Overusing broad-spectrum antibiotics is just as bad as overprescribing antibiotics in general when it comes to fostering bacterial resistance to antibiotics. Yet, just as there's pressure from patients to be treated, there's pressure to select certain drugs. I can't tell you how often I've been told that "amoxicillin isn't strong enough," or that "only Cipro works for me." Those are beliefs that are very difficult to overcome, and trying to defeat them usually causes the "negative placebo effect" to kick in - when the treatment doesn’t work because the patient believes it won’t. posted by Sydney on
4/01/2003 08:13:00 AM
Medicine By Email: Reservations about the privacy issue remain a problem for wide-spread use of email between doctors and patients. Some companies are marketing secure systems, but the price seems a little high:
MedStar Health, which owns hospitals in the District and Maryland, is offering a secure e-mail option to doctors affiliated with the hospitals. The pilot project is free for the first year. After that, doctors may have to pay an annual fee or $2.50 per e-mail they send. Other hospital corporations are considering similar moves.
$2.50 per email is pretty steep. Expect that cost to be passed on to the patient, and if people balk at paying it or if insurance companies won't reimburse it (which they won't,despite the few who are doing it in the article) then forget about email.
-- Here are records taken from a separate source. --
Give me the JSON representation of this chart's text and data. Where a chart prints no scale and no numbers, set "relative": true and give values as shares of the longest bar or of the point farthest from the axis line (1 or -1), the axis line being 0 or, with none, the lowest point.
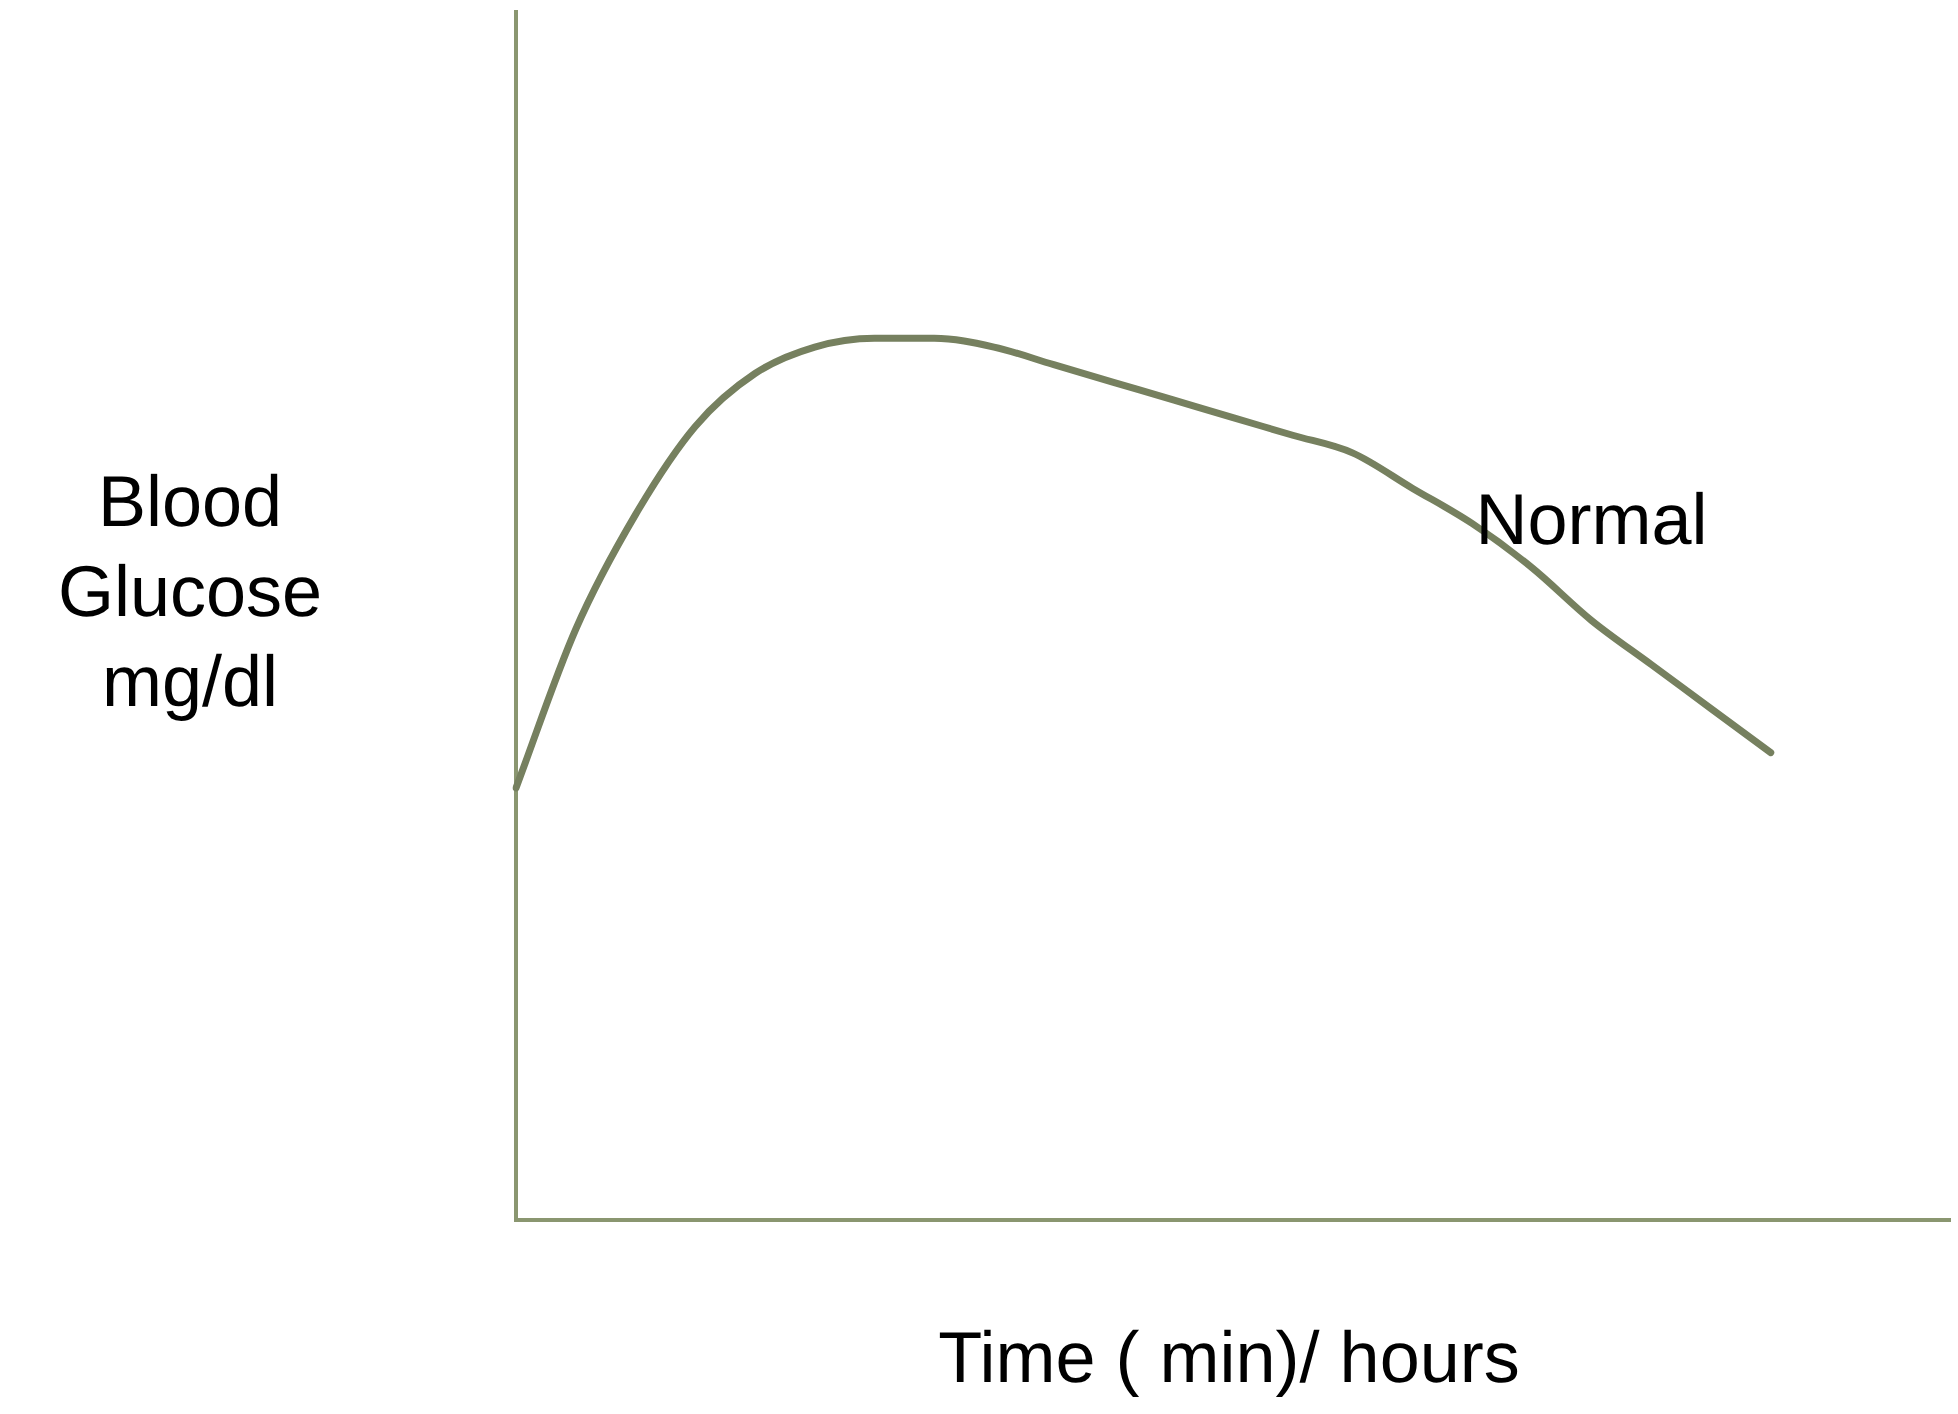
{
  "chart_data": {
    "type": "line",
    "relative": true,
    "xlabel": "Time ( min)/ hours",
    "ylabel": "Blood Glucose mg/dl",
    "categories": [
      null,
      null,
      null,
      null,
      null,
      null,
      null,
      null,
      null,
      null,
      null,
      null,
      null,
      null,
      null,
      null,
      null,
      null,
      null,
      null,
      null,
      null,
      null,
      null,
      null
    ],
    "series": [
      {
        "name": "Normal",
        "color": "#76805f",
        "values": [
          0.49,
          0.67,
          0.8,
          0.9,
          0.96,
          0.99,
          1,
          1,
          0.99,
          0.97,
          0.95,
          0.93,
          0.91,
          0.89,
          0.87,
          0.83,
          0.79,
          0.74,
          0.68,
          0.63,
          0.58,
          0.53,
          null,
          null,
          null
        ]
      }
    ],
    "grid": false,
    "legend": false,
    "marker": "none",
    "line_style": "solid"
  }
}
And then there’s the concern that patients will email with an emergency and go unanswered for a while:
"How can a patient be sure that I'm sitting by my computer when they are trying to reach me?" worries David Eisenman, an ear, nose and throat specialist with a group practice in Washington. That's especially a worry for pediatricians, who will often take prescription refill requests or appointments by e-mail but are often reluctant to communicate by e-mail [about other matters] lest a message about an emergency go unnoticed.
"If a parent phones in, we can assess the situation right away," says Jeffrey Bernstein, head of a four-doctor practice in Silver Spring, "but it's not possible to continuously monitor a computer screen to make sure we're not missing an emergency."
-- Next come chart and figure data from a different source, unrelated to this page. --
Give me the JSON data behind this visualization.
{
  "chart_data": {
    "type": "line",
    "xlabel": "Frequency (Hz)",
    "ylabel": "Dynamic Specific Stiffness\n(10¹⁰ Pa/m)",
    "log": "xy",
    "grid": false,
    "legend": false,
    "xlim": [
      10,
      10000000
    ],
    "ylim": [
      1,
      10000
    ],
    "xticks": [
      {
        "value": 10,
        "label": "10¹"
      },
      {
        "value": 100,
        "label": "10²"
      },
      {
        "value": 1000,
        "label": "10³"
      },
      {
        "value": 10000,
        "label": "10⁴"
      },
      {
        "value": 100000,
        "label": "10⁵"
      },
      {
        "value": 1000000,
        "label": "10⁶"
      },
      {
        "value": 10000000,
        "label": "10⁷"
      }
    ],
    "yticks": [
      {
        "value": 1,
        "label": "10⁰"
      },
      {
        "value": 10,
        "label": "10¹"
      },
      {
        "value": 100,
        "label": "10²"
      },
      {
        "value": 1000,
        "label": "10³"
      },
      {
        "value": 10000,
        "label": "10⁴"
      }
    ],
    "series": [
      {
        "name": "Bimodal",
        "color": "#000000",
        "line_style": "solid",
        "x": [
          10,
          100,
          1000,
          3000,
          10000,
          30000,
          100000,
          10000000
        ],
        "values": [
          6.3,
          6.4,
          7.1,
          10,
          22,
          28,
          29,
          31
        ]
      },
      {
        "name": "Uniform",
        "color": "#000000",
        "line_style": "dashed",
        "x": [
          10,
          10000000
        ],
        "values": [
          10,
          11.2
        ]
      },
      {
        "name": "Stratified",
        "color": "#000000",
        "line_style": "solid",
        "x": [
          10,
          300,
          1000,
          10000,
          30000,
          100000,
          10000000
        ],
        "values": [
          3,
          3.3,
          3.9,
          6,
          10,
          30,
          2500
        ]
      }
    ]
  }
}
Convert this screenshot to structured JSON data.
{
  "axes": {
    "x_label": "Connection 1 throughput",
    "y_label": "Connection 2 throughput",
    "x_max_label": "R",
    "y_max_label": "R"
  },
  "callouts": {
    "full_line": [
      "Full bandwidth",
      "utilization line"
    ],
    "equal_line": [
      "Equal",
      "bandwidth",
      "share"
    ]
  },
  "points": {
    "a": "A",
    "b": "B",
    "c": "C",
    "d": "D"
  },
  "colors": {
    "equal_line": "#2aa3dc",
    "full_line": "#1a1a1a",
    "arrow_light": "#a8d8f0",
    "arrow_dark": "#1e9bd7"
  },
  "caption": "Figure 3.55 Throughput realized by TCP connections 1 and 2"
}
This may seem self-evident. Who in their right mind would email a doctor about an emergency and expect an answer right away? You’d be surprised. A colleague of mine had an asthma patient arrest waiting for her to call back on a weekend. She couldn’t reach her because the patient had given the answering service the wrong number. I’ve had other patients leave messages on the office answering machine that were clearly emergencies instead of waiting for the answering service to pick up. It’s much too likely to happen.
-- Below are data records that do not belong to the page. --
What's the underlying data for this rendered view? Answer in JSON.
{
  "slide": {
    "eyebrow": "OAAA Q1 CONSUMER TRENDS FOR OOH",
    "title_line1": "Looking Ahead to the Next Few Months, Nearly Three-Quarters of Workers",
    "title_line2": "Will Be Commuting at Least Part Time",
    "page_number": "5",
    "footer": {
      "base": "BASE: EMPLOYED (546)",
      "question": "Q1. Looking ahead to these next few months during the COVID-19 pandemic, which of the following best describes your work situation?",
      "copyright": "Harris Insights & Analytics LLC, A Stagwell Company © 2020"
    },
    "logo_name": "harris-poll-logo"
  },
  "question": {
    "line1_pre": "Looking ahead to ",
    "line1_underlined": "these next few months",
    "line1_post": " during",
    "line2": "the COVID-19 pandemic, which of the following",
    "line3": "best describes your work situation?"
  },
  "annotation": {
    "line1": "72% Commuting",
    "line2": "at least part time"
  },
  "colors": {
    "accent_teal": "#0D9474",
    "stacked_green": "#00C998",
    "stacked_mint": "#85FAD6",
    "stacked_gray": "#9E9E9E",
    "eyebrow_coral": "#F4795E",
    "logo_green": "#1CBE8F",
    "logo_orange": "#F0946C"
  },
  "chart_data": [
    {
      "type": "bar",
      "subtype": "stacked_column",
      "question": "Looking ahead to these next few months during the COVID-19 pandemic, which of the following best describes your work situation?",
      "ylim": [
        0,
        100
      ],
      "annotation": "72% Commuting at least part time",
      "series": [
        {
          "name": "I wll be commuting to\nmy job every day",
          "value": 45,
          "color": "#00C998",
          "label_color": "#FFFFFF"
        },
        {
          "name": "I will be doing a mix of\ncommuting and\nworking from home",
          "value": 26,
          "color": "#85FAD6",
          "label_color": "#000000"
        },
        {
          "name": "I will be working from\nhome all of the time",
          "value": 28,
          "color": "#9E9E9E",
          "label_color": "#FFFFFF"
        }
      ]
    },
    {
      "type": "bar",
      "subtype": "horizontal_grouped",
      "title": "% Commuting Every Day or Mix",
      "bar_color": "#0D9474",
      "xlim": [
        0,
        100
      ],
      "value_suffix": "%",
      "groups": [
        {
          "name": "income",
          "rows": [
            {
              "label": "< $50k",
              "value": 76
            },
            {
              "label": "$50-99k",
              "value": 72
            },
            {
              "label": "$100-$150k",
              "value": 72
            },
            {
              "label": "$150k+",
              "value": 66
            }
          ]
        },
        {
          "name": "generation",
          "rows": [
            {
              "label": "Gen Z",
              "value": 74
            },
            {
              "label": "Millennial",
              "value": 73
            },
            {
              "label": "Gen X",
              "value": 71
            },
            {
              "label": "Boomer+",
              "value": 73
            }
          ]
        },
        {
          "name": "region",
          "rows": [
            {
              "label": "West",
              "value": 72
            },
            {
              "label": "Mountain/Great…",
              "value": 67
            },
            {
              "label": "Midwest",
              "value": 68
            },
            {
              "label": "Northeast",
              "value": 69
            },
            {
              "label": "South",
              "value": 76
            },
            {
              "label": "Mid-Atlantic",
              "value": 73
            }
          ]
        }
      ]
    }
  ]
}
And diagnosing and treating via email? Not wise. Fewer and fewer people seem to believe this these days (including doctors) but you really do need to examine a patient to make an accurate diagnosis. Email is even worse than phone calls for this because it doesn’t have any real interaction (voice clues, the opportunity to get quick answers to a question about a symptom). In fact, most doctors who use email take their time in answering it:
But even if you tell your doctor you'd rather he e-mailed than phoned you, you may still find yourself waiting longer than you'd like for a reply. In a survey last year by Harris Interactive, doctors said they respond to patients e-mail questions within 18 hours of receipt. But patients said they received replies about 30 hours after their messages were sent.